Textual analysis dictates that qualities are built into a programme to try and achieve “cult” status. There are usually either two characters of the same gender with a close relationship such as siblings, or two characters of the opposite sex creating sexual tension and attraction that is not acted upon (Hills, 2003: p.512).

Firstly, an example of a same sex relationship can be seen in the programme Supernatural which focuses on the relationship between two brothers; Sam and Dean. Building this relationship into the plotline is a convention of a “cult” text to add more detail into the world created and a sense of familiarity for those watching.  As dictated by Uses and Gratifications theory (Ruggiero, 2000: p.10) this fulfils the audience’s need for reinforcing personal identity as they watch the relationships.
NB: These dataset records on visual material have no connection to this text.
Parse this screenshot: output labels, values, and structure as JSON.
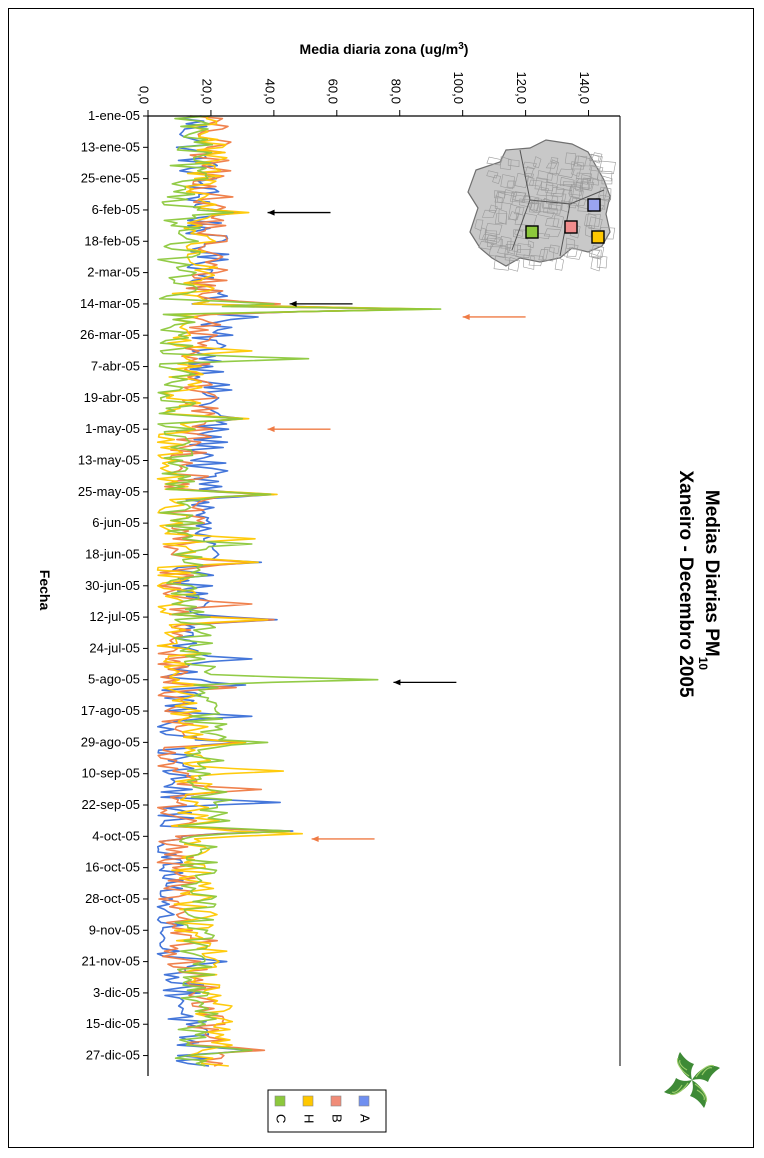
{
  "chart_data": {
    "type": "line",
    "title_line1": "Medias Diarias PM",
    "title_subscript": "10",
    "title_line2": "Xaneiro - Decembro 2005",
    "ylabel": "Media diaria zona (ug/m",
    "ylabel_superscript": "3",
    "ylabel_close": ")",
    "xlabel": "Fecha",
    "ylim": [
      0,
      150
    ],
    "yticks": [
      "0,0",
      "20,0",
      "40,0",
      "60,0",
      "80,0",
      "100,0",
      "120,0",
      "140,0"
    ],
    "ytick_values": [
      0,
      20,
      40,
      60,
      80,
      100,
      120,
      140
    ],
    "date_ticks": [
      "1-ene-05",
      "13-ene-05",
      "25-ene-05",
      "6-feb-05",
      "18-feb-05",
      "2-mar-05",
      "14-mar-05",
      "26-mar-05",
      "7-abr-05",
      "19-abr-05",
      "1-may-05",
      "13-may-05",
      "25-may-05",
      "6-jun-05",
      "18-jun-05",
      "30-jun-05",
      "12-jul-05",
      "24-jul-05",
      "5-ago-05",
      "17-ago-05",
      "29-ago-05",
      "10-sep-05",
      "22-sep-05",
      "4-oct-05",
      "16-oct-05",
      "28-oct-05",
      "9-nov-05",
      "21-nov-05",
      "3-dic-05",
      "15-dic-05",
      "27-dic-05"
    ],
    "legend": [
      {
        "key": "A",
        "color": "#6f8ff0"
      },
      {
        "key": "B",
        "color": "#f08c78"
      },
      {
        "key": "H",
        "color": "#ffc800"
      },
      {
        "key": "C",
        "color": "#8cc83c"
      }
    ],
    "series": [
      {
        "name": "A",
        "color": "#3a6fd8",
        "peaks": [
          [
            37,
            29
          ],
          [
            74,
            86
          ],
          [
            77,
            35
          ],
          [
            116,
            30
          ],
          [
            145,
            40
          ],
          [
            171,
            36
          ],
          [
            193,
            41
          ],
          [
            208,
            33
          ],
          [
            218,
            31
          ],
          [
            230,
            33
          ],
          [
            240,
            31
          ],
          [
            263,
            42
          ],
          [
            274,
            46
          ],
          [
            324,
            25
          ],
          [
            358,
            33
          ]
        ]
      },
      {
        "name": "B",
        "color": "#ef7b45",
        "peaks": [
          [
            37,
            28
          ],
          [
            72,
            42
          ],
          [
            74,
            87
          ],
          [
            116,
            29
          ],
          [
            145,
            38
          ],
          [
            171,
            34
          ],
          [
            187,
            33
          ],
          [
            193,
            40
          ],
          [
            219,
            28
          ],
          [
            240,
            30
          ],
          [
            258,
            36
          ],
          [
            274,
            45
          ],
          [
            316,
            22
          ],
          [
            358,
            37
          ]
        ]
      },
      {
        "name": "H",
        "color": "#ffc800",
        "peaks": [
          [
            37,
            32
          ],
          [
            58,
            22
          ],
          [
            74,
            90
          ],
          [
            90,
            33
          ],
          [
            116,
            32
          ],
          [
            145,
            41
          ],
          [
            162,
            34
          ],
          [
            171,
            35
          ],
          [
            193,
            38
          ],
          [
            240,
            31
          ],
          [
            251,
            43
          ],
          [
            275,
            49
          ],
          [
            320,
            25
          ],
          [
            352,
            24
          ]
        ]
      },
      {
        "name": "C",
        "color": "#8cc83c",
        "peaks": [
          [
            37,
            27
          ],
          [
            72,
            40
          ],
          [
            74,
            93
          ],
          [
            93,
            51
          ],
          [
            116,
            30
          ],
          [
            145,
            39
          ],
          [
            164,
            33
          ],
          [
            216,
            73
          ],
          [
            240,
            38
          ],
          [
            265,
            22
          ],
          [
            274,
            45
          ],
          [
            358,
            33
          ]
        ]
      }
    ],
    "annotations": [
      {
        "color": "#000000",
        "day": 37,
        "from_value": 58,
        "to_value": 38
      },
      {
        "color": "#000000",
        "day": 72,
        "from_value": 65,
        "to_value": 45
      },
      {
        "color": "#ef7b45",
        "day": 77,
        "from_value": 120,
        "to_value": 100
      },
      {
        "color": "#ef7b45",
        "day": 120,
        "from_value": 58,
        "to_value": 38
      },
      {
        "color": "#000000",
        "day": 217,
        "from_value": 98,
        "to_value": 78
      },
      {
        "color": "#ef7b45",
        "day": 277,
        "from_value": 72,
        "to_value": 52
      }
    ],
    "map_markers": [
      {
        "label": "A",
        "color": "#9aa4f0"
      },
      {
        "label": "B",
        "color": "#f08c8c"
      },
      {
        "label": "H",
        "color": "#ffc800"
      },
      {
        "label": "C",
        "color": "#8cc83c"
      }
    ]
  }
}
It confirms within their own minds what they value, for example the strong family bonds shown between Sam and Dean and other relationships featuring characters such as their father. Sociologists suggest that viewers engage in cults because small groups share the same values which are expressed through rituals and symbols (Durkheim, 1959: p.63). In Supernatural the use of nicknames between Sam and Dean, such as “bitch” and “jerk”, seems unpleasant and aggressive on the surface but the semiotic reading of this within a family environment shows a sense of teasing and a comfortable relationship. It is also a form of escapism for the audience who observe these interactions and the hyper diegesis of the world, allowing them to focus on fictional lives rather than their own. This creates strong emotional ties with the programme and replaces relationships that are absent in their own lives. The relationship portrayed is close and intense which many can relate to, thereby creating a sense of trust which allows the audience to emotionally invest in the programme. This shows the text itself, and the content intentionally included, has the ability to affect how an audience reacts and therefore create a “cult” media text.

Secondly, the opposite sex relationship includes something of the “norm” expected by society and removes an element of fantasy to bring the programme a step closer to the real world; an aspect that arguably makes it a “cult” text. However, the opposite sex relationship is not consummated because that would be too familiar to the audience and similar to a nuclear domestic relationship. Normality is a threat to the fantasy world and therefore creating a suburban domestic relationship would compromise this ulterior world. An example of this can be seen in Supernatural where Dean has short flirtatious relationships with female characters. Also in the BBC series Dr Who, the main character of The Doctor has female companions such as Rose, Clara and Martha, as well as the recurring character of River Song. These relationships create longevity as regular fans become “cult” viewers when they are caught by the suspense of what will happen next. These relationships provide something for fans to “root for”, thereby creating further intensity between the audience and the programme. This is called Perpetuated Hermeneutic (Tulloch and Alvarado, 1984: p.30) where mysteries are continued throughout the series to keep viewers invested in the outcome of the programme. This can be used in relationships by creating a “will they, wont they” debate or for a wider story arch throughout a whole series. An example of this can be seen in Supernatural where the first two seasons focus on who killed the brothers’ mother which is a question posed to the audience in the first episode. This technique is used again during series one with the mystery of what happened to the father. Both scenarios leave the audience with lots of unanswered questions. Perpetuated hermeneutic being encoded into the text itself is a factor that contributes to creating a “cult” media text and creates an intense audience invested in the programme.